No Brasil, as discussões sobre as BPF foram disseminadas a partir da década de 1970 pelas multinacionais, que traziam o conceito já implementado em suas matrizes. Entre 1985 e 1988, importantes modificações foram introduzidas nas áreas de saúde, período em que foram estabelecidas medidas sanitárias de controle de produtos. “A partir de 1988, um novo paradigma norteou as ações socioeconômicas, incluindo novas medidas regulatórias para promover padrões copiados da FDA dos EUA”, revela Azi Mauricio Guerra Ceccopieri, consultor e professor do ICTQ. Apesar disso, as BPF só foram adotadas como norma no País em 1995, com a publicação pela Secretaria de Vigilância Sanitária, do Ministério da Saúde, da Portaria nº 16, de 6/3/1995, que apresenta uma versão nacional do “Guia das BPF” da OMS, sendo considerada o marco regulatório do setor no Brasil. Atualmente, as boas práticas são regulamentadas pela Agência Nacional de Vigilância Sanitária (Anvisa), por meio da RDC nº 17/2010. Além dessa atribuição, a Anvisa tem o papel de fiscalizar o cumprimento das normas e de atestar isso por meio da concessão do Certificado de Boas Práticas de Fabricação (CBPF).

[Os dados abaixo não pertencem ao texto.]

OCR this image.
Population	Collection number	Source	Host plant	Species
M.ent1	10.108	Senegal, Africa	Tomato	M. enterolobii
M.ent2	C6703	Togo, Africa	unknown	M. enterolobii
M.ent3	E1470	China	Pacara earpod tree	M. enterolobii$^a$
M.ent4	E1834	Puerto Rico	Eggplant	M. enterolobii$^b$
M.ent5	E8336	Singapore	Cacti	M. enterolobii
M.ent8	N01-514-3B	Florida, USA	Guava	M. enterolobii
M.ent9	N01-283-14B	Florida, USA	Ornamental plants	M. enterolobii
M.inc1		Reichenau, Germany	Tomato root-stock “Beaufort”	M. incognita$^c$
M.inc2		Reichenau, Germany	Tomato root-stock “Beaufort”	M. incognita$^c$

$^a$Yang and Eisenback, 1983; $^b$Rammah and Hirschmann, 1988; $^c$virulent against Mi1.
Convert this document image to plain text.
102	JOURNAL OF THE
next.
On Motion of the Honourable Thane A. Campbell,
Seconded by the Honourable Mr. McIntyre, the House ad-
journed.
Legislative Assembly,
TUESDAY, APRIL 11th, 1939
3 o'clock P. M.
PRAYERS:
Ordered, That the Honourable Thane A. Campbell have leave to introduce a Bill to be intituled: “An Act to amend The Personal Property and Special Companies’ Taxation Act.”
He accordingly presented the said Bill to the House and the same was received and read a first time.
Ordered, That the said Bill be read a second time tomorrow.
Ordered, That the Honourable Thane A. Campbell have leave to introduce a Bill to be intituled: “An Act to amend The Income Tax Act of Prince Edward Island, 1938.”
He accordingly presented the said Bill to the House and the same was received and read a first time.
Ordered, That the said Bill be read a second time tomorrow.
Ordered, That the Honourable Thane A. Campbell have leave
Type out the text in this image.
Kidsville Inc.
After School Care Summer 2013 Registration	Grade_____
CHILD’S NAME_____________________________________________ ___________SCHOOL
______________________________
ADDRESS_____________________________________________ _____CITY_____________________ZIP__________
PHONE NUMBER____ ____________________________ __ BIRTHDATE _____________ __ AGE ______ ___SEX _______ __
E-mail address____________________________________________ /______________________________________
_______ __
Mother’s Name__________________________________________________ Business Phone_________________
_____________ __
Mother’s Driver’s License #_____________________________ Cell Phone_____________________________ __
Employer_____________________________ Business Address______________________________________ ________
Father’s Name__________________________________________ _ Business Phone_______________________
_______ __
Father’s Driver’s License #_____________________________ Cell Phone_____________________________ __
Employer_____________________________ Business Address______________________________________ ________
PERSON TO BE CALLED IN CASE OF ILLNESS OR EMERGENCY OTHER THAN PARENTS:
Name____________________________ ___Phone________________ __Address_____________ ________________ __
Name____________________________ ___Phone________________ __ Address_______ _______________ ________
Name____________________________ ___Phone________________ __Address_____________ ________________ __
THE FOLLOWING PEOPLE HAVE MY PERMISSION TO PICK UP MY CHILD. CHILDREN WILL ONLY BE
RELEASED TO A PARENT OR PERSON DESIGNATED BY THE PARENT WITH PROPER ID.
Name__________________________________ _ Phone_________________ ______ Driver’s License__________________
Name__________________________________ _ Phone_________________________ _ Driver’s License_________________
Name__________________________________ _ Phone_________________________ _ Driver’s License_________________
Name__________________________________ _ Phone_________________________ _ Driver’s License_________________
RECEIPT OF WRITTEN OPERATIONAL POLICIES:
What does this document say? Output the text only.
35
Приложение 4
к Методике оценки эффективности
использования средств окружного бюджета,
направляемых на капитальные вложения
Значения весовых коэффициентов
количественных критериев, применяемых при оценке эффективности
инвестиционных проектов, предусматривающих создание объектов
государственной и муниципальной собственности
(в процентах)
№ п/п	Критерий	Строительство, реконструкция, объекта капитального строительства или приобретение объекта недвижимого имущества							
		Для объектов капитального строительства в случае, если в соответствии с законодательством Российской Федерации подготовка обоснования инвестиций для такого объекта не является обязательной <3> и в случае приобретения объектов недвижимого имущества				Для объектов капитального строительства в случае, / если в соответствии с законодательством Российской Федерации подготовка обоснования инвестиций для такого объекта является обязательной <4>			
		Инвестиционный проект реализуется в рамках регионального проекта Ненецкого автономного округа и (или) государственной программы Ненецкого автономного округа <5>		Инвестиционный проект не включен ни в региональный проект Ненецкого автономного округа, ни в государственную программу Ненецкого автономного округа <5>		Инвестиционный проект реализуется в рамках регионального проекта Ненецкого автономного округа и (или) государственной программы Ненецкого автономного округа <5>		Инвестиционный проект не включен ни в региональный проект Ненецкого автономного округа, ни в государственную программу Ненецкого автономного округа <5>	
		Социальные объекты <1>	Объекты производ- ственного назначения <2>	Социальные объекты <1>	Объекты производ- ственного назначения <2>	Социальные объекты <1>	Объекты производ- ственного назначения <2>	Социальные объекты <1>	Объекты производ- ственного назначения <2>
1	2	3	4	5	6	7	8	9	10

A implantação e o cumprimento das normas de BPF é uma exigência legal para todos os estabelecimentos fabricantes de medicamentos no País, e o CBPF (Certificado de Boas Práticas de Fabricação) é o documento que atesta se a empresa cumpre as boas práticas. Ele apresenta os dados do estabelecimento e das linhas de produção certificadas e o prazo de validade da certificação. A concessão do CBPF ocorre mediante verificação do cumprimento dos requisitos técnicos constantes na legislação vigente de BPF e correlacionadas, por meio de inspeções e monitoramento de dados pela Anvisa. A certificação é concedida por unidade fabril, contemplando as linhas de produção, formas farmacêuticas, classes terapêuticas especiais ou classes de risco de produtos para as quais a empresa foi inspecionada, conforme prevê a RDC 39/2013.
7 passos para obtenção do CBPF
1º – Ao receber o pedido de certificação, a área técnica da Anvisa consultará o banco de dados interno para verificar se há inspeção recente realizada para a empresa.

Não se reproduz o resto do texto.